I don't believe it. At some point supply normalizes, there is inventory to choose from and we'll swing back to a sellers market. Car dealerships that gouged the hell out of their customers through the pandemic will be remembered by customers and likely suffer more than dealerships who were more reasonable. Shareholders of manufacturers will force those companies to drive their production levels back to pre pandemic levels after supply chains have fully normalized to maintain (or grow) market share and dealerships electing not to carry stock on their lots will lose sales to their competitors who can sell something to the customer same day.A friend of mine told me that they (dealerships) will never go back to the model having lots of cars around the lot. It is a burdensome cost and the insurance on all of those cars costs a fortune (hail damage). In the current environment, a buyer cannot demand a car with specific features. The dealer tells them what is coming in and gives them a price if they want to secure it. Profits have never been better and there is no haggling. You want the car or you don't.
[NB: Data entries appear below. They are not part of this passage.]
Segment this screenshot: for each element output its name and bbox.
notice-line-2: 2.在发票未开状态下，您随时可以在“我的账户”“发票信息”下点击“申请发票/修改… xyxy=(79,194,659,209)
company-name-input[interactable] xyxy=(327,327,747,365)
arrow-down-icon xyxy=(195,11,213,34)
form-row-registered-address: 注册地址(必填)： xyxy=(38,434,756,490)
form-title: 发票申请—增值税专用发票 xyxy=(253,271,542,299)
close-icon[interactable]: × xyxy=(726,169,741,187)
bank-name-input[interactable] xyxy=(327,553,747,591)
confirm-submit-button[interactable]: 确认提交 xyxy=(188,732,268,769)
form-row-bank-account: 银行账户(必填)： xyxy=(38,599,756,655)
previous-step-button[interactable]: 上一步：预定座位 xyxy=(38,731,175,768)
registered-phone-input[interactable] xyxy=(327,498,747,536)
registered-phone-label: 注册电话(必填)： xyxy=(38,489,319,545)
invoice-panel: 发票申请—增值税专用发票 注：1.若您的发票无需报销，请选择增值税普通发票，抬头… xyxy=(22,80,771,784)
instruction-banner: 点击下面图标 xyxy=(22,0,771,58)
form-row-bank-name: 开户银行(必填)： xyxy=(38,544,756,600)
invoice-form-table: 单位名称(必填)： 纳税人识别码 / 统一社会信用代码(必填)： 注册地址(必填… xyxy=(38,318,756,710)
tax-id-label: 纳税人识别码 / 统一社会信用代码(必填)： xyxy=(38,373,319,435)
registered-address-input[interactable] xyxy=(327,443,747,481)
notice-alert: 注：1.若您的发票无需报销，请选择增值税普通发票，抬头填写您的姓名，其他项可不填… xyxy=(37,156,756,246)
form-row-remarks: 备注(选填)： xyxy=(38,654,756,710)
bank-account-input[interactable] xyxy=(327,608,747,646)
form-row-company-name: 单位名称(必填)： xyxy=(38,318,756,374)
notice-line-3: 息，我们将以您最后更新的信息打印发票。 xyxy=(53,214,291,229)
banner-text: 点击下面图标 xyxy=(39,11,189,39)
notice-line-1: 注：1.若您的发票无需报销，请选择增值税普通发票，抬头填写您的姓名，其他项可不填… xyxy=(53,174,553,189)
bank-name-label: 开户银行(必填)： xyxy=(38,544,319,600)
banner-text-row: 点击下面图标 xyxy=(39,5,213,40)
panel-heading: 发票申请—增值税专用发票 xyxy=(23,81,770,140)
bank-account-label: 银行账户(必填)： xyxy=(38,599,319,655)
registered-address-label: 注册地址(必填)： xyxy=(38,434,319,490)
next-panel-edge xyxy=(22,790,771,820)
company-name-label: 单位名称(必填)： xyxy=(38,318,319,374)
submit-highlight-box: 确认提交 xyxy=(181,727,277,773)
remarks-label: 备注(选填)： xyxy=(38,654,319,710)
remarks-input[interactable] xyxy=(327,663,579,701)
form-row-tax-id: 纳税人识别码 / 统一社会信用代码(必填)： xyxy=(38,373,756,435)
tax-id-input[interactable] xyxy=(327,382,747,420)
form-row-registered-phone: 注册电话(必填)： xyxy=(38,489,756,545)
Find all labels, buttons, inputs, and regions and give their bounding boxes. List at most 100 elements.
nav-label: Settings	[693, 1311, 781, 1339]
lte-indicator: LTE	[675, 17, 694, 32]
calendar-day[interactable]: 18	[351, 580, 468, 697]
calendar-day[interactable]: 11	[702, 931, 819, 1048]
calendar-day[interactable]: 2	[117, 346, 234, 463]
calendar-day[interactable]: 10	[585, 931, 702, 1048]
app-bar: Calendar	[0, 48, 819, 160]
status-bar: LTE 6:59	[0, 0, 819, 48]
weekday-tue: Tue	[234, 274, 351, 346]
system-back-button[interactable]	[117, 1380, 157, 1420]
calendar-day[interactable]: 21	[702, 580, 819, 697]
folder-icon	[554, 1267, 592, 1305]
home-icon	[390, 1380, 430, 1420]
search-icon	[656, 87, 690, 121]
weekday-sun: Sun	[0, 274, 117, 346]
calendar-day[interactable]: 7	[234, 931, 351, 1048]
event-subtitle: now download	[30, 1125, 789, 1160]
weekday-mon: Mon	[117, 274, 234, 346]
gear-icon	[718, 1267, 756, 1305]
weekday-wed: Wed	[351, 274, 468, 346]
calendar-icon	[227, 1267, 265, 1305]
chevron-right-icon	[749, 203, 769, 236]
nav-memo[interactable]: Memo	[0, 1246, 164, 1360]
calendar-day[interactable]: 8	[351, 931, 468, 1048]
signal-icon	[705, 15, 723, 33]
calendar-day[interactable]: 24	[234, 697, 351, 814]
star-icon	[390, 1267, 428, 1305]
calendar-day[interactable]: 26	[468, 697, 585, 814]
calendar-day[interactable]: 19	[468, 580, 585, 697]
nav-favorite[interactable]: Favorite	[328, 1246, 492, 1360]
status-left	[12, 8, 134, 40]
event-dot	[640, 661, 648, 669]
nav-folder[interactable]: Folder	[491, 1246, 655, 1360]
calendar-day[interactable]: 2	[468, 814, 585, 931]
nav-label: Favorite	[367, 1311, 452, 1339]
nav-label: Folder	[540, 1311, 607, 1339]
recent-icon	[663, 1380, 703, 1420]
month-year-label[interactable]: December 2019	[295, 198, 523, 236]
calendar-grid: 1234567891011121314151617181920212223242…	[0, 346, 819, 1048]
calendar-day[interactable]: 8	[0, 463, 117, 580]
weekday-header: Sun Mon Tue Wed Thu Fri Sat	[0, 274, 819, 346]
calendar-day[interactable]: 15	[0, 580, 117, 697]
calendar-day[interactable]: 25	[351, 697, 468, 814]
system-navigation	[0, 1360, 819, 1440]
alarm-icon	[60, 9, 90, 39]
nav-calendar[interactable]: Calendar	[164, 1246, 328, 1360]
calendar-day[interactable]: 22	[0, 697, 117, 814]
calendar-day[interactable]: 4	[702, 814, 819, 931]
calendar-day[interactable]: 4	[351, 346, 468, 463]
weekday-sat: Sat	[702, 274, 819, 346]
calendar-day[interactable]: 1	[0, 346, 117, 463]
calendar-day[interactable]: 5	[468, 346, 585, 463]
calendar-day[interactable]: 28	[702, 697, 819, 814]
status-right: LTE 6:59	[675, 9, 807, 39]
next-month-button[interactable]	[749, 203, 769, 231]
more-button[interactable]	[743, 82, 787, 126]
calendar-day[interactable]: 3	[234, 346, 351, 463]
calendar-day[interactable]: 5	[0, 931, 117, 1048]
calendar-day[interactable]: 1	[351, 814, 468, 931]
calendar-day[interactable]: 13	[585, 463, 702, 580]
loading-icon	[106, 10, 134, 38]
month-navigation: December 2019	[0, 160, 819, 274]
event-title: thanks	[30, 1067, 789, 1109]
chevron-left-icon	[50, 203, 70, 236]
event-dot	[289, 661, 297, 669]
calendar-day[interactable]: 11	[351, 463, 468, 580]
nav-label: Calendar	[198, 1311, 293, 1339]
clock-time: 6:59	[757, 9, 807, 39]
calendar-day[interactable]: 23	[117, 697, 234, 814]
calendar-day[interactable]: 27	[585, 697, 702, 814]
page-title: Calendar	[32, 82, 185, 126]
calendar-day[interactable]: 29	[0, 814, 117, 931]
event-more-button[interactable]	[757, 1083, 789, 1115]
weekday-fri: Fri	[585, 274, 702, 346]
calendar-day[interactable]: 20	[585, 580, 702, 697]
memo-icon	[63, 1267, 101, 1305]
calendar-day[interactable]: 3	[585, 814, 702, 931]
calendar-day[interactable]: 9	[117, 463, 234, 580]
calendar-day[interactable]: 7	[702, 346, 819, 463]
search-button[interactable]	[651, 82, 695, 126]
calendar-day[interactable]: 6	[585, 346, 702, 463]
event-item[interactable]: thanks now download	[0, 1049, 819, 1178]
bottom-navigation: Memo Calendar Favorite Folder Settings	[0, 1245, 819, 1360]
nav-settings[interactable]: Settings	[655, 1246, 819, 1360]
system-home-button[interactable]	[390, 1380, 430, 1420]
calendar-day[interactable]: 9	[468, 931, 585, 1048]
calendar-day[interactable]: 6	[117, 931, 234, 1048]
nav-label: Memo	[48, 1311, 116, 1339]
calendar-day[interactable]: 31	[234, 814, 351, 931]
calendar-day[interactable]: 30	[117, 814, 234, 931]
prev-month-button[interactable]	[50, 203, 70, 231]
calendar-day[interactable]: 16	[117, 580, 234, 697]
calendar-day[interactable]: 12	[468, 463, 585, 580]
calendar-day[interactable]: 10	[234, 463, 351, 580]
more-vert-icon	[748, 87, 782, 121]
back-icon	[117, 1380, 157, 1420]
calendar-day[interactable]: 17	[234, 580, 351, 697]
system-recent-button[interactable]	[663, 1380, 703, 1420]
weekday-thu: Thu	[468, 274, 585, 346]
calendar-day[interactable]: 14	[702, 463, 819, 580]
It is a significant reversal in leverage in auto transactions where buyers could search the internet for a specific vehicle and then get pricing from several dealers.
I think the change we may start to see is more direct to customer sales like the Tesla model. I agree that customers are more used to shopping online these days, but that doesn't favor a dealer who forces you to buy from stock they have coming, that favors a model where there are no dealers.
And since this is the Tech forum - Thanks to whom ever recommended the Lloyd Mats cargo liner. It fits great!